Nagios actually uses external commands to send email—it doesn't send them directly. For example, in our config here, /etc/nagios3/commands.cfg contains (in part):

define command{
    command_name    notify-host-by-email
    command_line    /usr/bin/printf "%b" "***** Nagios *****\n\nNotification Type: $NOTIFICATIONTYPE$\nHost: $HOSTNAME$\nState: $HOSTSTATE$\nAddress: $HOSTADDRESS$\nInfo: $HOSTOUTPUT$\n\nDate/Time: $LONGDATETIME$\n" | /usr/bin/mail -s "** $NOTIFICATIONTYPE$ Host Alert: $HOSTNAME$ is $HOSTSTATE$ **" $CONTACTEMAIL$

if you scroll to the right, you'll see that it's sending via /usr/bin/mail. mail generally uses the system MTA (Exim in my case, but probably not yours).
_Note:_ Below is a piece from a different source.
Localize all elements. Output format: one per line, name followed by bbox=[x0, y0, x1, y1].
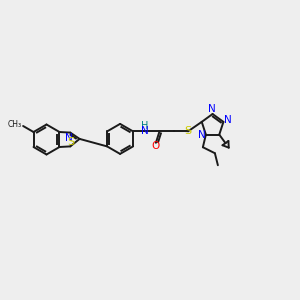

If yours is also going through the system MTA, you'll probably find the Email chapter of the Deployment Guide useful, in particular its two MTA sections.

  • I'm sorry if I wasn't clear, but the commands were already setup before me and they use the "/usr/sbin/mail" command to send emails. I updated the sendmail.mc configuration file to point the "Smart Host" at my smtp server. Everything seems to be working for now.